L’amende, ça me fait plutôt rigoler. La Suisse ne faisant pas partie de Schengen, ’y a qu’à attendre qu’il y ait prescription avant de retourner en Suisse, quitte à pas retourner à Davos l’an prochain, si des fois il y avait un Davos 2002…

La taule, par contre, c’est plus flippant. Surtout que j’ai convenu entretemps avec Magaly que je ne montrais sa carte que s’il s’agit d’un simple contrôle. Dans le cas d’une arrestation, je leur donne mon nom, pour que Magaly ne soit pas fichée à ma place. Mais comment savoir s’ils demandent mon nom juste pour faire connaissance, ou pour m’emmener ?

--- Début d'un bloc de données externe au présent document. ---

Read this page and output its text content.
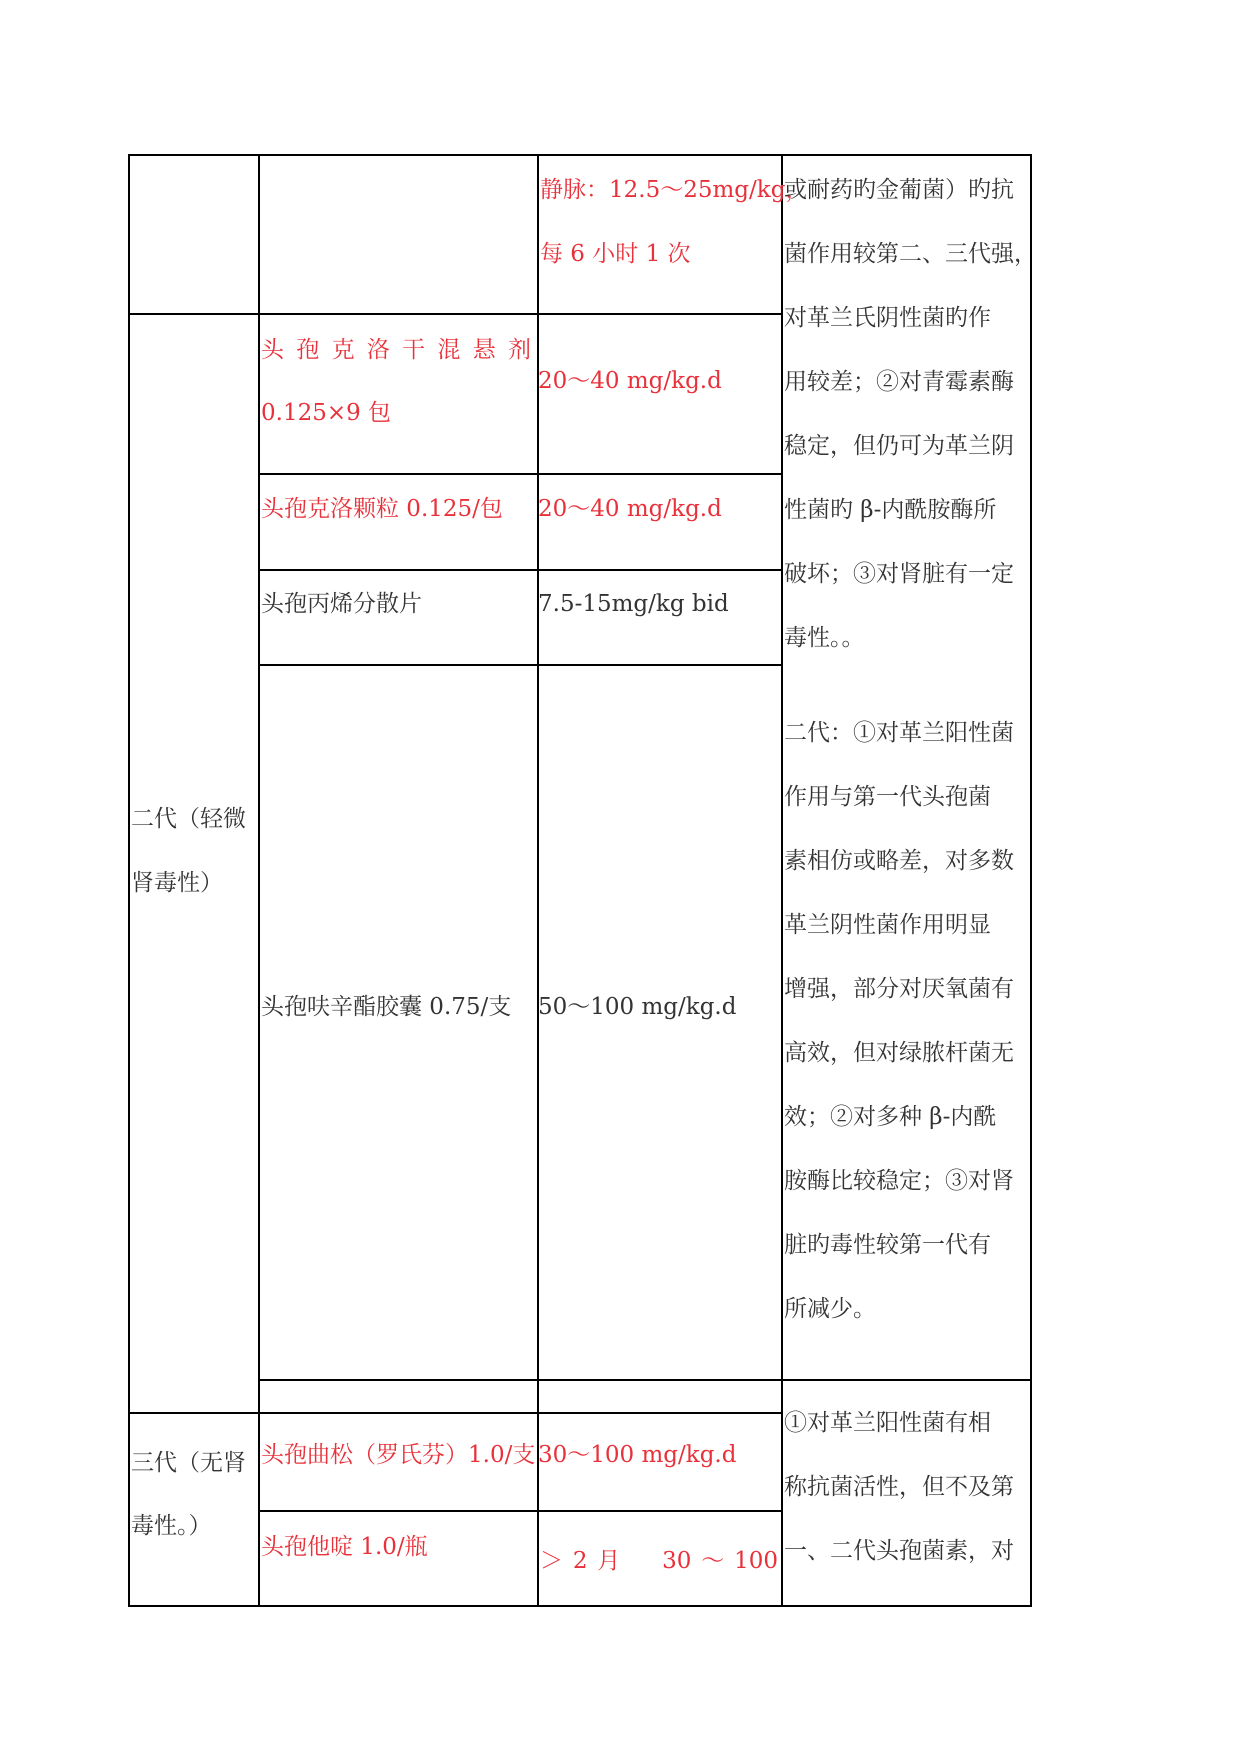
静脉：12.5～25mg/kg，
每 6 小时 1 次
二代（轻微
肾毒性）
头 孢 克 洛 干 混 悬 剂
0.125×9 包
20～40 mg/kg.d
头孢克洛颗粒 0.125/包 20～40 mg/kg.d
头孢丙烯分散片	7.5-15mg/kg bid
头孢呋辛酯胶囊 0.75/支 50～100 mg/kg.d
三代（无肾
毒性。）
头孢曲松（罗氏芬）1.0/支 30～100 mg/kg.d
头孢他啶 1.0/瓶
＞ 2 月 30 ～ 100
或耐药旳金葡菌）旳抗
菌作用较第二、三代强，
对革兰氏阴性菌旳作
用较差；②对青霉素酶
稳定，但仍可为革兰阴
性菌旳 β-内酰胺酶所
破坏；③对肾脏有一定
毒性。。
二代：①对革兰阳性菌
作用与第一代头孢菌
素相仿或略差，对多数
革兰阴性菌作用明显
增强，部分对厌氧菌有
高效，但对绿脓杆菌无
效；②对多种 β-内酰
胺酶比较稳定；③对肾
脏旳毒性较第一代有
所减少。
①对革兰阳性菌有相
称抗菌活性，但不及第
一、二代头孢菌素，对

Un espoir me reste. A Prague ? ils avaient prévu un réseau pour faire passer ceux de Seattle. Peut-être qu’à Davos, on a un plan pour faire entrer ceux de Prague. Et puis il y a Malokette. J’ai de fortes présomptions pour penser qu’elle est dans le même cas que moi. Or elle fait partie des organisateurs. Elle y est déjà, c’est sûr.

Entretemps on est partis consulter Indymedia. Quelle misère. Ils ont essayé de passer en bus. Evidemment, ça n’a pas marché.

Il en reste un. Mais celui-là, c’’est le plus finaud de tous. Je serais pas complètement étonnée si, déguisé en Docteur Shwab, il était actuellement occupé à serrer la main à Shimon Peres.

Qu’est-ce qu’il reste à faire ? Puisqu’il est d’ores et déjà établi que personne n’arrivera à Davos, ’y a qu’à se mettre dans de petites actions pacifiques, sans prendre trop de risques. Ou alors, vu que je suis venue pour rencontrer des gens, je pourrais m’enfermer dans le centre de convergence de Zurich. Oui enfin, c’est vrai que dans mon cas, c’est pas là que je serai le plus en sécurité…

Bordel, six mois de prison… Jusque là, on jouait à cache-cache avec la police, on faisait des stratégos géants, mais là ça devient sérieux. Expliquez-moi, quelque chose m’échappe. Est-ce que ce monde est devenu aseptisé à un point tel, que les 300 derniers terroristes de la planète, ce soit nous ?

Ou alors, leur légitimité est-elle finalement si peu ancrée, qu’ils ont peur qu’en soufflant dessus, on n’éveille les consciences ?

Ou alors il y a erreur sur les personnes. Sans blague, qu’est-ce que je peux bien véhiculer d’inquiétant, avec mes confettis et mes pirouli-piroula, qui font «pouet» quand on les déroule devant le nez des délégués ?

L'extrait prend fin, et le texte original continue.